Dear Mr. Chairman: The Congressional Budget Office has
prepared the enclosed cost estimate for H.R. 1038, the Public
Lands Fire Regulations Enforcement Act of 2003.
If you wish further details on this estimate, we will be
pleased to provide them. The CBO staff contact is Megan
H.R. 1038--Public Lands Fire Regulations Enforcement Act of 2003
CBO estimates that H.R. 1038 would not significantly affect
the federal budget. The bill would increase both revenues and
direct spending by less than $500,000 a year. H.R. 1038
contains no intergovernmental or private-sector mandates as
defined in the Unfunded Mandates Reform Act and would impose no
costs on state, local, or tribal governments.

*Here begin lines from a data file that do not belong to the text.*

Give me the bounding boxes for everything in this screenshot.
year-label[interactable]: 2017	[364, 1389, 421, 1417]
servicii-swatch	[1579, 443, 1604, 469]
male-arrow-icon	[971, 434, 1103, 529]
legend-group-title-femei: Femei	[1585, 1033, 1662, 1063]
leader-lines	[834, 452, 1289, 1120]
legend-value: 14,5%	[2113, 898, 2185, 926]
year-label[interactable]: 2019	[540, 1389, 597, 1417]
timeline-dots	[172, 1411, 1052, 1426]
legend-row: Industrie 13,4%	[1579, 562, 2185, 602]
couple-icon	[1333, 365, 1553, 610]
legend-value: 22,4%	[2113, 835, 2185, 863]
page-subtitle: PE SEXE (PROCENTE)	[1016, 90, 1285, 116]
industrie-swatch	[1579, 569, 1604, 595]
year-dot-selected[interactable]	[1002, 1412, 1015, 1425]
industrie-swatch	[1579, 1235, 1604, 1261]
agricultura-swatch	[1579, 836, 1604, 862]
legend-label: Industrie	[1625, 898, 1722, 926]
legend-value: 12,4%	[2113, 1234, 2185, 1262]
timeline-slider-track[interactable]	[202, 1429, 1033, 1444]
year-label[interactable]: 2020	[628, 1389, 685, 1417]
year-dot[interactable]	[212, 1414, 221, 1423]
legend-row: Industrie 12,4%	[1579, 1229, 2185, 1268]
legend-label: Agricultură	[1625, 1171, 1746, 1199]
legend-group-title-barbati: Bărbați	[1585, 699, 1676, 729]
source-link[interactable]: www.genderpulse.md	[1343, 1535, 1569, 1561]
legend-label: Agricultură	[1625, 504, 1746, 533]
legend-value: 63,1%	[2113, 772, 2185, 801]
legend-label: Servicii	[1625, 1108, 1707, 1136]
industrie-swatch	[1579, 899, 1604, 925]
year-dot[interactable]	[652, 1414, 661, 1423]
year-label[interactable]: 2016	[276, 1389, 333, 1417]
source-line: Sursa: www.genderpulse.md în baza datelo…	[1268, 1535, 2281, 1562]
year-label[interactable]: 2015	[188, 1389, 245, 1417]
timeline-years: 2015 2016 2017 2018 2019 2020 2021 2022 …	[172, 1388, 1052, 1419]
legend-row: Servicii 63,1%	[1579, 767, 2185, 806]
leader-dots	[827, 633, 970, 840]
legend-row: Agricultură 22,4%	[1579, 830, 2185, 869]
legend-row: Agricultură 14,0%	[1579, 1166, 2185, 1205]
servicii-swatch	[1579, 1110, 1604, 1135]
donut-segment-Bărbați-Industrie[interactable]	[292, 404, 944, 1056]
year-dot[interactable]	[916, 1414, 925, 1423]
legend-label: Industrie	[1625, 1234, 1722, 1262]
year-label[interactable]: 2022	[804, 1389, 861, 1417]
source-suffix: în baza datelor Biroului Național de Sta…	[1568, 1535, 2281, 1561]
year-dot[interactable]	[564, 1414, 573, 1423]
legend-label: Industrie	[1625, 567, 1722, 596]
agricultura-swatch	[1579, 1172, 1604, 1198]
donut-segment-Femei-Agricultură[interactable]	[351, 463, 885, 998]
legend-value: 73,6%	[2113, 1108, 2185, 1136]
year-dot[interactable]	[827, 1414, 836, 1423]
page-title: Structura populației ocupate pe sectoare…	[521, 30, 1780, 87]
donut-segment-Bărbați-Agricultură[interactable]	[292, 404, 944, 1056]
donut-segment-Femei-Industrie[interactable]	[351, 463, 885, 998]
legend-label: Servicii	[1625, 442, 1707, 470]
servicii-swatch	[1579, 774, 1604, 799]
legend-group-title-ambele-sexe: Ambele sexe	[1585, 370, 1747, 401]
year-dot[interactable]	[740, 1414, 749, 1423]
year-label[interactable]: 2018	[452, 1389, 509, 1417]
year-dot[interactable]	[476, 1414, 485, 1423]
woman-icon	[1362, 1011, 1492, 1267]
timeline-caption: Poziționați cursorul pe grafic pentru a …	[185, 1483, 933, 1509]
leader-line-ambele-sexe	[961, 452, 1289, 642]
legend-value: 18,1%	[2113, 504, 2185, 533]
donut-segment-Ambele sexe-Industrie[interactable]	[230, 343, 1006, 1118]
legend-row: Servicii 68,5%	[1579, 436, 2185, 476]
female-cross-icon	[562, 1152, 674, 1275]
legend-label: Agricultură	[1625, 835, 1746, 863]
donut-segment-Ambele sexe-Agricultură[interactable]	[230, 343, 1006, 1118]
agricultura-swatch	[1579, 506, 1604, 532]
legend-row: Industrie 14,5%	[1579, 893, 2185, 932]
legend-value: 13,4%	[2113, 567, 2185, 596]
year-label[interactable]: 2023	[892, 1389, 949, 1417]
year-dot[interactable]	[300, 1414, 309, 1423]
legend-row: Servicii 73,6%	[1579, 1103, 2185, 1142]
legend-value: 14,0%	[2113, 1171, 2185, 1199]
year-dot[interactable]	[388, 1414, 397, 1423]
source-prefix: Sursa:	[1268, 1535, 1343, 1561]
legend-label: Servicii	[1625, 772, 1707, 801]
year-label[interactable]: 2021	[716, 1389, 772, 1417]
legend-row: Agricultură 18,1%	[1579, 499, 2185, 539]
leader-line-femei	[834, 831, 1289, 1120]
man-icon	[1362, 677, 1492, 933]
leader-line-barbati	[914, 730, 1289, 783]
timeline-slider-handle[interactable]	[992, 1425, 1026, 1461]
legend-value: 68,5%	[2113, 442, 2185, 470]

H.R. 1038 would increase fines and imprisonment terms for
violating fire regulations on certain federal lands. The bill
would authorize the Secretary of Agriculture and the Secretary
of the Interior to spend, without further appropriation,
amounts received from such fines to reimburse the appropriate
department for certain costs incurred to respond to fires,
rehabilitate damaged lands, and increase public awareness of
legal requirements regarding the use of fire on public lands.
Under current law, collections of such fines are recorded
in the budget as governmental receipts (revenues) and are
deposited in the Crime Victims Fund and later spent. Based on
information from the Department of the Interior and the Forest
Service, CBO estimates that increasing those fines and
authorizing the agencies to spend them would increase revenues
and direct spending by less than $500,000 annually. We also
estimate that any increased costs for prison operations, which
would be subject to appropriation, would not be significant.
The CBO staff contact for this estimate is Megan Carroll.
This estimate was approved by Peter H. Fontaine, Deputy
Assistant Director for Budget Analysis.
COMPLIANCE WITH PUBLIC LAW 104-4
This bill contains no unfunded mandates.
PREEMPTION OF STATE, LOCAL OR TRIBAL LAW
This bill is not intended to preempt any State, local or
CHANGES IN EXISTING LAW
If enacted, this bill would make no changes to existing
ADDITIONAL VIEWS OF REPRESENTATIVE JAY INSLEE
H.R. 1038, as reported by the Committee, is well-intended
but seriously flawed legislation. While I agree with the
sponsor's goal of deterring violations of federal regulations
to prevent fires on national forests and public lands, the bill
as presently written does not achieve that goal and instead
would complicate and even discourage law enforcement.
In a letter dated July 7, 2003, the U.S. Department of
Justice detailed a number of serious concerns about H.R. 1038.
Significantly, the Department notes that the increased prison
term set forth in the legislation would guarantee every
defendant a right to a jury trial under the Sixth Amendment to
the United States Constitution, no matter how trivial the
offense. Similarly, the proposed minimum fine of $1,000 may
result in more challenges in court by those ticketed, draining
both prosecutorial and court resources. Ironically, it could
discourage the National Park Service or Forest Service law
enforcement officers from issuing a citation notice or ticket
for routine offenses.
As a former prosecutor in the State of Washington, I am
particularly concerned about the Congress acting haphazardly to
tie the hands of law enforcement officers and to further clog
the courts with cases involving minor infractions.
At the markup of H.R. 1038, however, the Chairman assured
Members that the legislation will be amended to address the
Department of Justice's concerns when it is considered on the
floor of the House. I preferred that the Committee postpone
markup instead of knowingly reporting a flawed bill. But
relying on the Chairman's assurance, I look forward to
participating in the process of developing those amendments
prior to it coming before the House.